• Au vernissage des Designer’s Days de l’Ecole Boulle

    Vendredi, en fin d’après-midi, je vais à pied de Beaubourg à l’Espace Commines (rue du même nom). Elle n’est pas encore là quand j’arrive un peu avant dix-huit heures, occupée par le travail (celui d’après les études). Ses semblables sont présent(e)s, prêt(e)s à parler de leurs projets ici présentés, réalisés en vue du diplôme récemment reçu. Sûr que je ne serais pas venu si ce n’était pour elle et je suis content d’être là car c’est pour elle.

    C’est la première fois que l’Ecole Boulle, à l’initiative des éléves, participe aux Designer’s Days. Cela montre que lorsqu’on est submergé par le travail scolaire, on peut en faire encore plus, et volontairement, sans que quiconque vous ait demandé quoi que ce soit. Chaque élève a son panneau d’explication et sa table à maquettes. Au centre de l’Espace se trouve le bar tenu par des promoteurs du vin de Loire, mécènes de l’évènement.

    Elle arrive. Après avoir sauté dans mes bras, elle m’explique un peu mieux. Nous faisons le tour des projets, parmi lesquels certains que je trouve effrayants. Ce désir de faire le monde meilleur frôle parfois le meilleur des mondes. Le commentaire souvent me hérisse le poil, ainsi quand il est question du nourrissage des vieilles et des vieux : « Une fois par semaine, les personnes âgées d’un même pôle se rendent chez un bénéficiaire dépendant afin de prendre leurs repas ensemble, fédérés par l’employée de mairie. » (de quoi se flinguer).

    Un Boullien s’intéresse à « la mise en tension du corps dans le contexte du travail ». Il a inventé une sorte de boudin souple. Ce boudin fait portemanteau en hauteur et permet au travailleur de s’étirer le matin lorsqu’il accroche son vêtement. Il fait ensuite cercle « pour plus d’efficacité » entre les ventres de deux collègues lors d’une micro réunion puis on le retrouve passé derrière le dos de la travailleuse pour un moment de relâchement dynamique. Il sert aussi d’appui aux avant-bras sur le bureau. Je ne vois pas qui pourra acheter ça maintenant que l’Union Soviétique n’existe plus.

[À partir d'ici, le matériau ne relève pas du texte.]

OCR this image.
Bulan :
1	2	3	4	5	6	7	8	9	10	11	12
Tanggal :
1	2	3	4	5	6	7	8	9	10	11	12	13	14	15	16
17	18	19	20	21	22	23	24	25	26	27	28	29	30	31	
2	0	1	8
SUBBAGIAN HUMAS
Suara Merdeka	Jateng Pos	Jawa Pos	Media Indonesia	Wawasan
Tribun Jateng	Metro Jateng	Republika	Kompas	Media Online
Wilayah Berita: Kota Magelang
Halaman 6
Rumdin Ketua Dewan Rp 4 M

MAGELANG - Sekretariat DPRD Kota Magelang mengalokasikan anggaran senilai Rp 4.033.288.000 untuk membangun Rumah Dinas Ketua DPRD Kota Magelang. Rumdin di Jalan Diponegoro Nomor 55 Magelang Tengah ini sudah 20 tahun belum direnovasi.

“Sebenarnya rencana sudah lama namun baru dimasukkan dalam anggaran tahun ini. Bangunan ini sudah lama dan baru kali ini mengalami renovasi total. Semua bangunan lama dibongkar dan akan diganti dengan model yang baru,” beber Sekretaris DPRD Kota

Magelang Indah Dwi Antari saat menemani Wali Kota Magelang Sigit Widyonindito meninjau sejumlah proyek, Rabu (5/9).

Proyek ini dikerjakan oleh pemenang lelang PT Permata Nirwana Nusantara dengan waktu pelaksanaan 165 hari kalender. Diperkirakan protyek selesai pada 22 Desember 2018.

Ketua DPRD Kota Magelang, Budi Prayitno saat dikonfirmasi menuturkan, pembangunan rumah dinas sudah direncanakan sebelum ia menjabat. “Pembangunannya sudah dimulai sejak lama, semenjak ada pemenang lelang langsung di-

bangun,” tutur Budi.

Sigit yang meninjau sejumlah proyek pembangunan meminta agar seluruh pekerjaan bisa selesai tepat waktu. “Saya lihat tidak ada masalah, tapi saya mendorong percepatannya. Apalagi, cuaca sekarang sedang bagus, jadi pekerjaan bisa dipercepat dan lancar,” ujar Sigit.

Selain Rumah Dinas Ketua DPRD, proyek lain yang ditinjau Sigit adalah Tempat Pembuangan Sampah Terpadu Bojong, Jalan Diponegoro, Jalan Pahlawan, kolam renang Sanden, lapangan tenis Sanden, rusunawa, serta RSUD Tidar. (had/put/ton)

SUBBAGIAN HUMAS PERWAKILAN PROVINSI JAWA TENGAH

    Une Boullienne a quant à elle découvert que « la prison est un milieu fermé qui soumet le détenu à de nombreuses contraintes ». Heureusement, le bar est ouvert.

    Elle et moi, on commence par le vin rouge. Des élèves filles d’autres sections font les serveuses de petits fours, lesquels sont confectionnés à base d’un vrai cantal. Rien de mieux que le terroir pour mettre un peu d’humain dans ce monde. Je fais la rencontre de son père.

    Le micro joue des tours au moment des discours. Cela n’empêche pas Christophe Hespel, le proviseur, de se réjouir de la première participation de son Ecole aux Designer’s Days grâce à une promotion exceptionnelle, celle de l’an prochain le sera aussi, dit-il. Celles et ceux qui en font partie devront organiser la deuxième participation. Elles et eux peuvent remercier leurs camarades d’avoir montré qu’on pouvait encore travailler après le diplôme.

    Je ne sais plus à combien de verres de vin rouge j’en suis quand je change pour le blanc moelleux, malheureusement je dois partir avant qu’apparaissent les macarons. Nous nous disons au revoir et à bientôt, pour les vacances.

    Une voiture de luxe marquée Parcours Designer’s Days passe rue Commines mais pour moi c’est le métro Filles du Calvaire.

    *

    Dans le train du retour, je lis Henry Miller ou le diable en liberté d’Erica Jong en Livre de Poche. Première rencontre entre elle et lui : Il y eut le bruit mat d’un martèlement caoutchouté venant d’un vestibule voisin, et Henry apparut, voûté sur un ambulateur en aluminium dont il semblait user comme d’un bouclier.

    -Salut ! dit-il de sa voix pleine des graviers qu’y roulait l’accent du « p’tit gars de Brooklyn ».

    Il était vêtu d’un pyjama et d’un vieux peignoir de bain, chaussé de pantoufles en tapisserie et muni d’un appareil de correction auditive. Image d’un vieil homme, mais aux yeux jeunes.

    *

    Se multiplient à Rouen les sacs verts destinés à recevoir les déchets de la rue. Le parvis de la Cathédrale en est maintenant cerné. « Rouen ville propre » est-il écrit sur chaque sac. Plus cette ville est sale, plus on la clame propre.

    Toujours aussi inesthétiques ces réceptacles, trop verts et au support mastoc, l’équivalent à Paris passe inaperçu.

    Le sac plastique rouennais ne s’arrange pas quand le passant y jette ses déchets. Il ressemble alors à un préservatif usagé.